In my experience, most people I speak with can’t bear to hear our stories or read about what has happened in our families. The depth and intensity of parental pain isn’t something they can handle. Some say it is so beyond belief that they choose not to believe us.
The tables have flipped, and the child and/or activist seems to be in control, doling out punishing tactics to make parents comply with their feelings, views, and new rules. Any other perspective is called phobic, toxic, abusive, dangerous, hateful, and anti-“whatever.” The media colludes and uses the same words to intimidate and silence a different viewpoint. All this occurs with a righteous stance that drips with blind devotion and hypocrisy.
However, the tide is turning, and people are waking up. The most courageous people, often facing repercussions, dare to speak and write about the harm they see. I’m riding that wave.
Perhaps you will join me and so many others, many of whom I quoted and showcased in my writing. Together, we can do better. History will harshly judge this time of gender ideology and medicalization practices. We will wonder how it went on as long as it did. The time is now to change course. The reckoning won’t be pleasant as individuals and organizations are exposed for their participation and complicity in a dark and destructive medical scandal.

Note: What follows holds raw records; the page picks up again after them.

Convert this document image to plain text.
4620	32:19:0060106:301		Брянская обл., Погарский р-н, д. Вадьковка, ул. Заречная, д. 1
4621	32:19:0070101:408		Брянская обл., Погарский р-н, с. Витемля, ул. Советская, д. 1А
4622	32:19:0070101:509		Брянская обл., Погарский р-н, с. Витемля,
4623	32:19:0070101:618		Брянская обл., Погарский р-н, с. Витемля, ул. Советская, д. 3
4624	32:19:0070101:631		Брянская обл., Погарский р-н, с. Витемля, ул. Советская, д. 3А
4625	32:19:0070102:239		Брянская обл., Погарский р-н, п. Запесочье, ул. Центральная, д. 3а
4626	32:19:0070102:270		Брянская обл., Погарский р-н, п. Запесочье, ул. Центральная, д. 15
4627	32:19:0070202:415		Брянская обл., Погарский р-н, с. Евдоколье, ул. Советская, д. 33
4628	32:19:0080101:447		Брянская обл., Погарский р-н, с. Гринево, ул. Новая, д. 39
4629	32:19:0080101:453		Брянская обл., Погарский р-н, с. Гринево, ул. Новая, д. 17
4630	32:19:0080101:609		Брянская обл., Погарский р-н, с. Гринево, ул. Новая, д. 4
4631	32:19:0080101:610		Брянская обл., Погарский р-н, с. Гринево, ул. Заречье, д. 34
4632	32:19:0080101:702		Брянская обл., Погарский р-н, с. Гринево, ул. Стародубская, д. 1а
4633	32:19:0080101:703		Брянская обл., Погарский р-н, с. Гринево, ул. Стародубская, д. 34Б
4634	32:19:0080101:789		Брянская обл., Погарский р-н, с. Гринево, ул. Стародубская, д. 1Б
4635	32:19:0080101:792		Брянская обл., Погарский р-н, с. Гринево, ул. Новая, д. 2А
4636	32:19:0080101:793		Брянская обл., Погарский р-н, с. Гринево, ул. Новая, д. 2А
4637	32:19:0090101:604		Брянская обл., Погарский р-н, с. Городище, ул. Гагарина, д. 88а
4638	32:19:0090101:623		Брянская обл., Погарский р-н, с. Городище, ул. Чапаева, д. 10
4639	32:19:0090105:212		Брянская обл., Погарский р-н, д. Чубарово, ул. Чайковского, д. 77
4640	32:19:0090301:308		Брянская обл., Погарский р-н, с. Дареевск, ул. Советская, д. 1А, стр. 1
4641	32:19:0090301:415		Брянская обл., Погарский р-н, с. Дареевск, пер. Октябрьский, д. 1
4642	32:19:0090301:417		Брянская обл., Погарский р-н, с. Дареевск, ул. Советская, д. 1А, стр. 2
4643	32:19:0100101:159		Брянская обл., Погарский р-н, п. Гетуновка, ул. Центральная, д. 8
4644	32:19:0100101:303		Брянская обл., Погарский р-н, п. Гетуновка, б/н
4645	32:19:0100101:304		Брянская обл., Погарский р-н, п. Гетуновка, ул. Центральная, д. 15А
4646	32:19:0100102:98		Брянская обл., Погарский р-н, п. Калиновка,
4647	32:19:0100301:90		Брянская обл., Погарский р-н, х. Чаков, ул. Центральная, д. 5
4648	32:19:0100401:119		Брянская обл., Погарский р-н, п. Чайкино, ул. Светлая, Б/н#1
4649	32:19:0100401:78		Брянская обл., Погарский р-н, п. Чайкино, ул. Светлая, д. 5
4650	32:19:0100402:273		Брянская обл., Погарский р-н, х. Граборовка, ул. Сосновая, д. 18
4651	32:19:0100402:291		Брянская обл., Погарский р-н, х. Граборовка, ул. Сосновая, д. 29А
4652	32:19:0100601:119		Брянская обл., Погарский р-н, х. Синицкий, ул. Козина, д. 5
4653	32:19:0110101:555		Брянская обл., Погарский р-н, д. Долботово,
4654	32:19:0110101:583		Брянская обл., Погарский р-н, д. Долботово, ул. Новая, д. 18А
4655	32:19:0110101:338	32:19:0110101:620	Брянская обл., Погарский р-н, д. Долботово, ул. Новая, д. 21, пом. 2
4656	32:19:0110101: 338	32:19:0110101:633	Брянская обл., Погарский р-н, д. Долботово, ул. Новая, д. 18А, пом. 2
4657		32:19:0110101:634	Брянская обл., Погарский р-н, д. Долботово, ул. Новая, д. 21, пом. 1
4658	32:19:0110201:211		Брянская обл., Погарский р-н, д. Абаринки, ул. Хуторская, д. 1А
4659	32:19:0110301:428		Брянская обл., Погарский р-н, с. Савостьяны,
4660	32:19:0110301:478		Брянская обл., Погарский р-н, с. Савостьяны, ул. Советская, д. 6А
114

If your voice and mine encourage even one person to pause on the pathway or take the exit ramp from the gender medicalized superhighway, we may have made a major difference in a life, a family, and society. Imagine how that difference can be multiplied when more people speak up.

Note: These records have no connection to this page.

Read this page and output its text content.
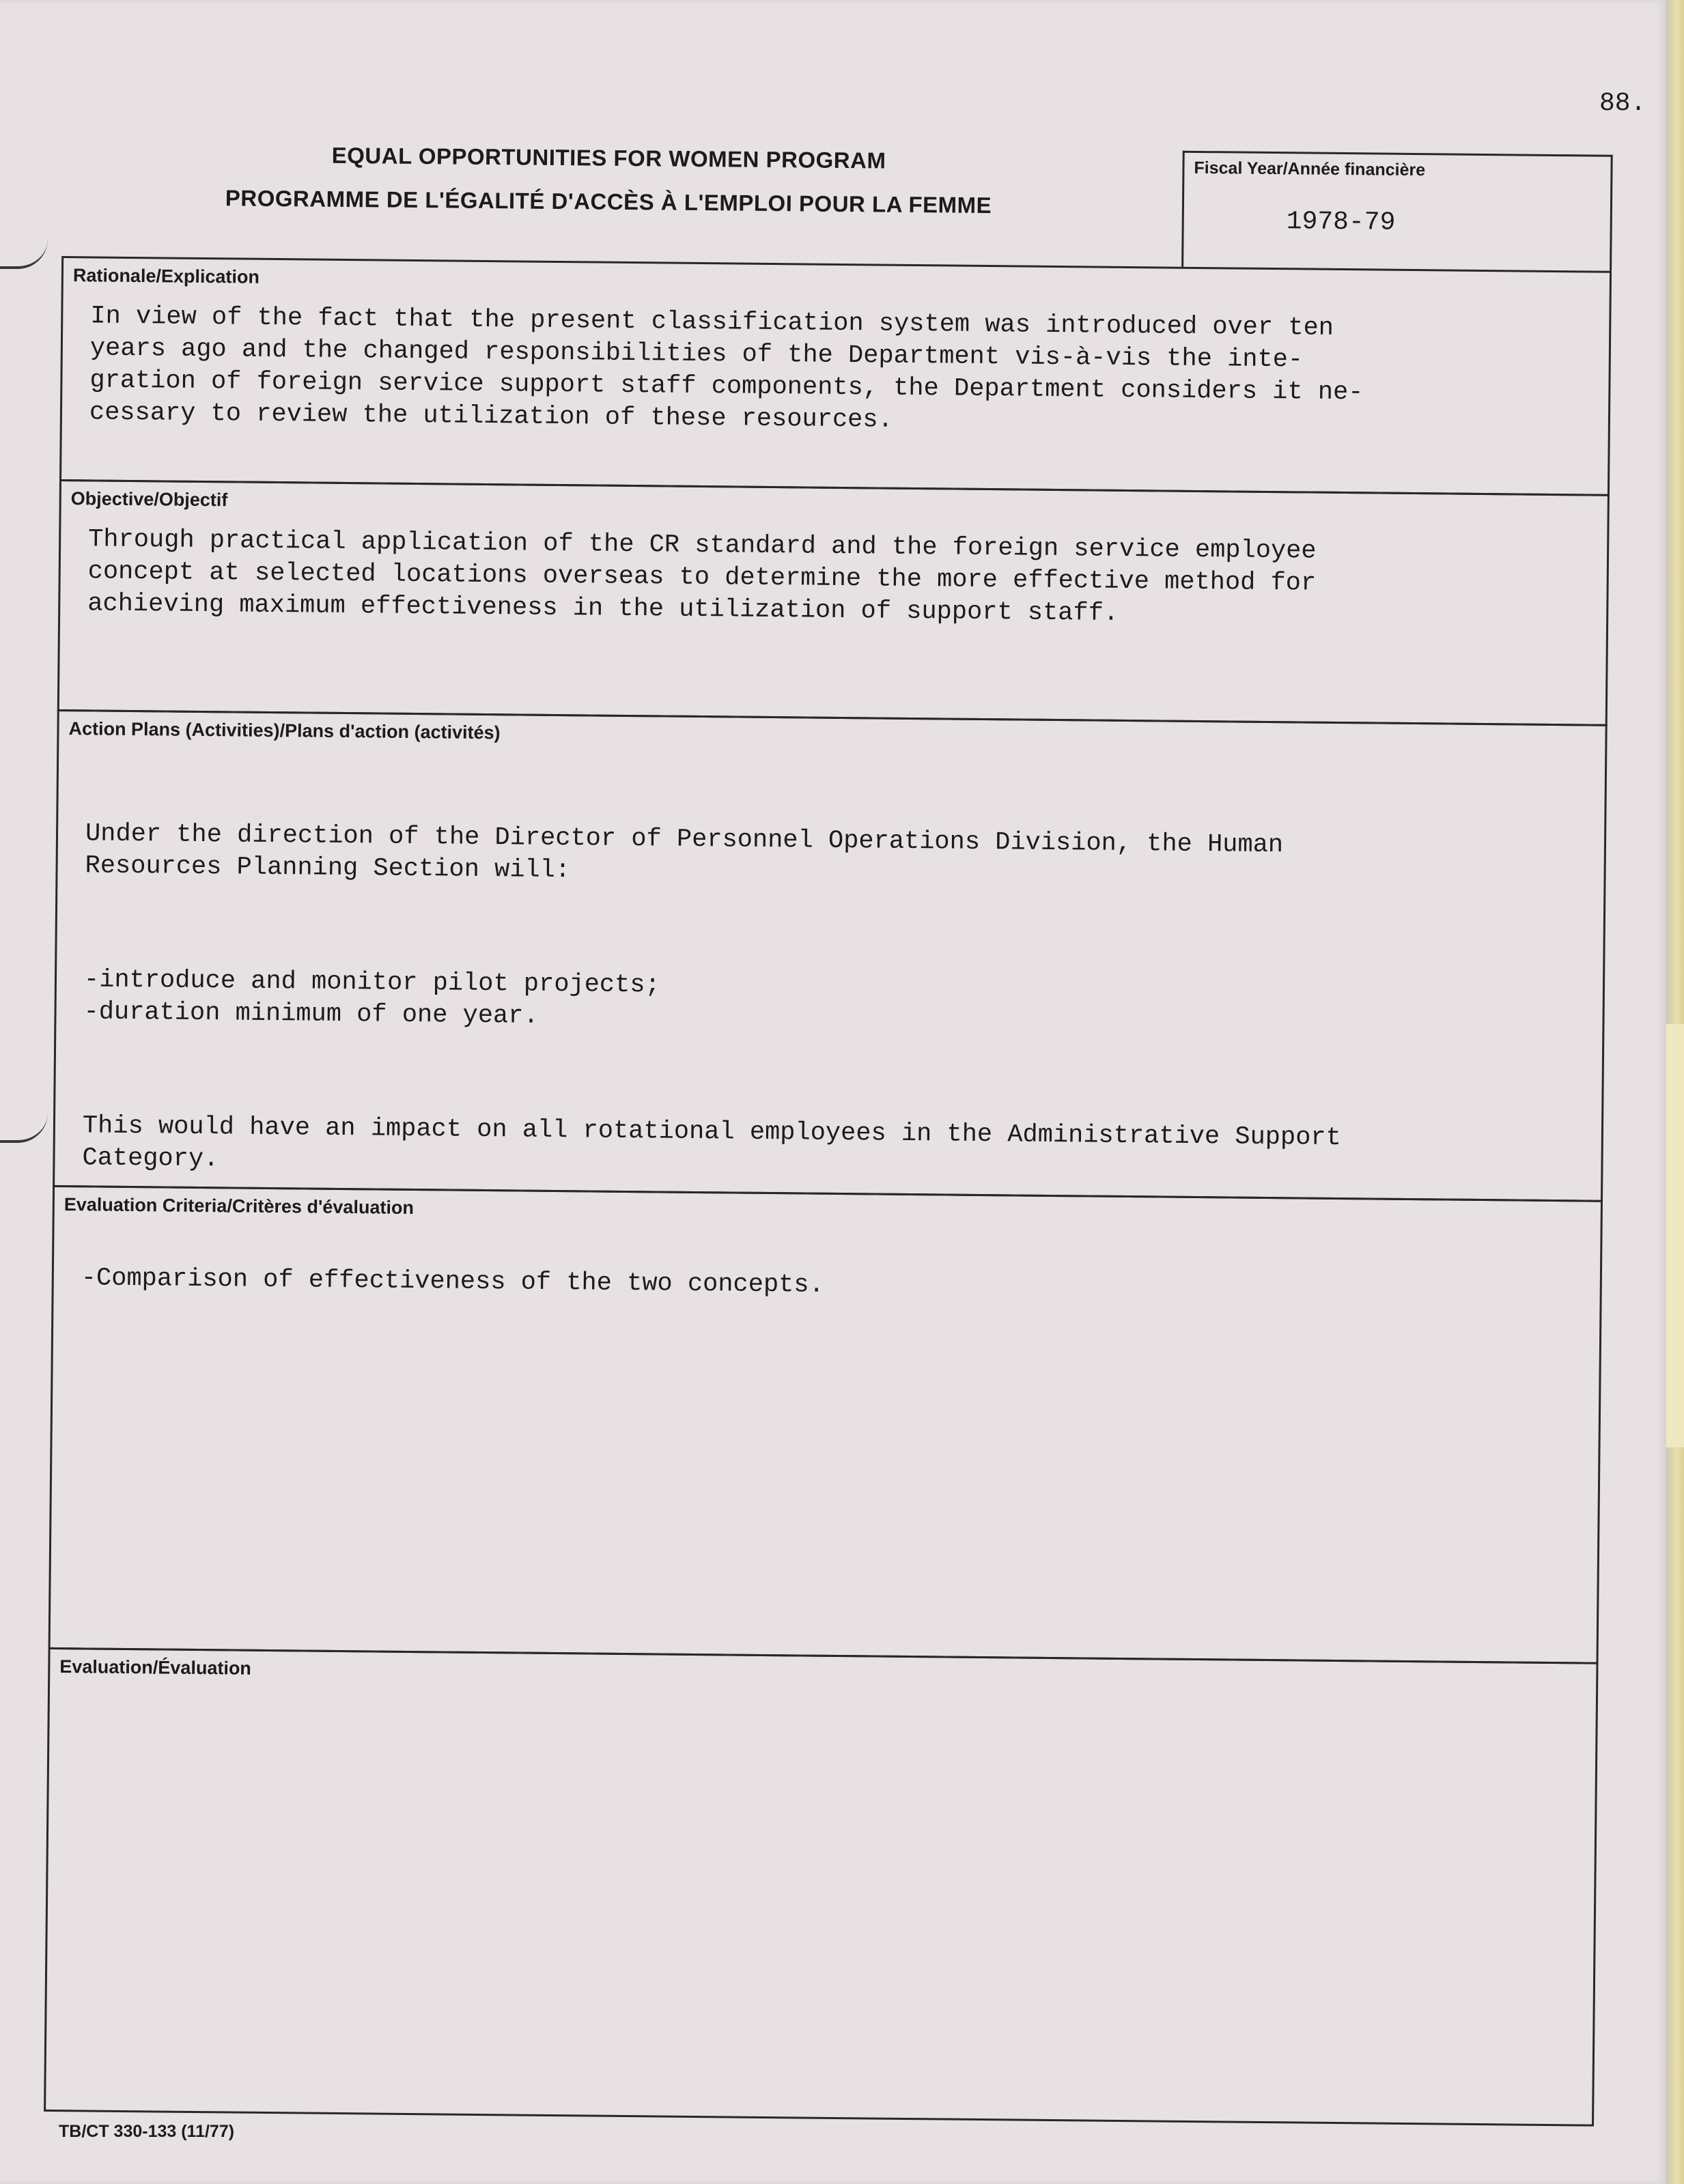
88.
EQUAL OPPORTUNITIES FOR WOMEN PROGRAM
PROGRAMME DE L'ÉGALITÉ D'ACCÈS À L'EMPLOI POUR LA FEMME
Fiscal Year/Année financière
1978-79
Rationale/Explication
In view of the fact that the present classification system was introduced over ten
years ago and the changed responsibilities of the Department vis-à-vis the inte-
gration of foreign service support staff components, the Department considers it ne-
cessary to review the utilization of these resources.
Objective/Objectif
Through practical application of the CR standard and the foreign service employee
concept at selected locations overseas to determine the more effective method for
achieving maximum effectiveness in the utilization of support staff.
Action Plans (Activities)/Plans d'action (activités)

Under the direction of the Director of Personnel Operations Division, the Human
Resources Planning Section will:

-introduce and monitor pilot projects;
-duration minimum of one year.

This would have an impact on all rotational employees in the Administrative Support
Category.

Evaluation Criteria/Critères d'évaluation
-Comparison of effectiveness of the two concepts.
Evaluation/Évaluation
TB/CT 330-133 (11/77)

I conclude with gratitude to all, many with diverse backgrounds and in countries worldwide, who have united on behalf of protecting children, teens, and vulnerable adults, as well as standing up for girls’ and women’s rights. Parents and women appreciate all efforts and gestures of any size to help, support, respect, and contribute to positive change.

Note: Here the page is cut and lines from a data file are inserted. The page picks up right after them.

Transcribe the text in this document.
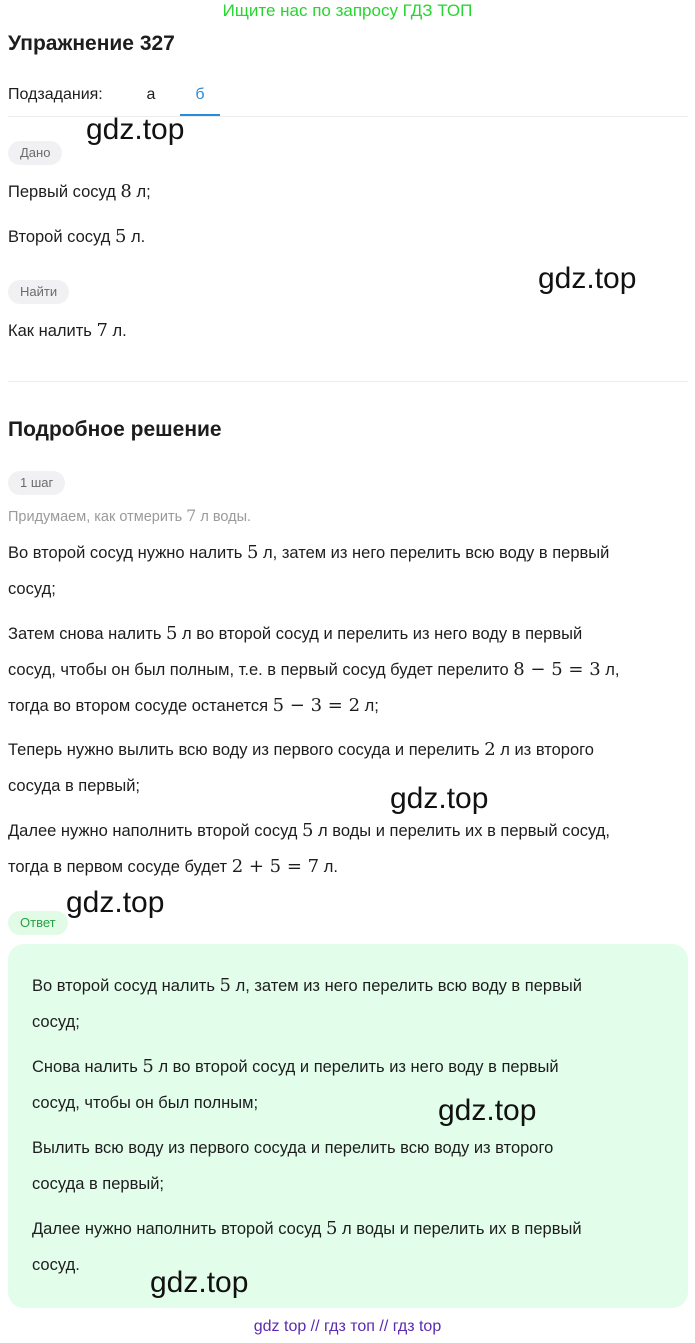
Ищите нас по запросу ГДЗ ТОП
Упражнение 327
Подзадания:	а	б
gdz.top
Дано
Первый сосуд 8 л;
Второй сосуд 5 л.
gdz.top
Найти
Как налить 7 л.
Подробное решение
1 шаг
Придумаем, как отмерить 7 л воды.
Во второй сосуд нужно налить 5 л, затем из него перелить всю воду в первый
сосуд;
Затем снова налить 5 л во второй сосуд и перелить из него воду в первый
сосуд, чтобы он был полным, т.е. в первый сосуд будет перелито 8 − 5 = 3 л,
тогда во втором сосуде останется 5 − 3 = 2 л;
Теперь нужно вылить всю воду из первого сосуда и перелить 2 л из второго
сосуда в первый;	gdz.top
Далее нужно наполнить второй сосуд 5 л воды и перелить их в первый сосуд,
тогда в первом сосуде будет 2 + 5 = 7 л.
Ответ
gdz.top
Во второй сосуд налить 5 л, затем из него перелить всю воду в первый
сосуд;
Снова налить 5 л во второй сосуд и перелить из него воду в первый
сосуд, чтобы он был полным;	gdz.top
Вылить всю воду из первого сосуда и перелить всю воду из второго
сосуда в первый;
Далее нужно наполнить второй сосуд 5 л воды и перелить их в первый
сосуд.
gdz.top
gdz top // гдз топ // гдз top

Lisa Shultz advocates for parents’ and women’s rights. She is deeply concerned about the influence of gender identity ideology and the lack of comprehensive, ethical care for children and vulnerable adults.
"It is easy for those lucky enough to have kids who somehow escaped negative influences, bad luck, trauma, and abuse to pass righteous judgment on parents whose kids did not escape the capture of gender ideology.' -> Yes, this is such the throbbing ache. Not only do you lose a child, but you are guilted and blamed for it. Beautiful piece once again, thank you.
Lisa,
Yes, protective parents cannot accept or endorse the mutilation and self-destruction of their child.
And this particular extreme self-destruction is often couched in the flowery language of its opposite: "love", "acceptance", "affirming", etc.
And you are so right. ALARM BELLS SHOULD GO OFF when they are "Undergoing surgeries to modify sex traits, including the removal of healthy body parts and healthy reproductive organs, sets off loud alarm bells that I am unable to turn off".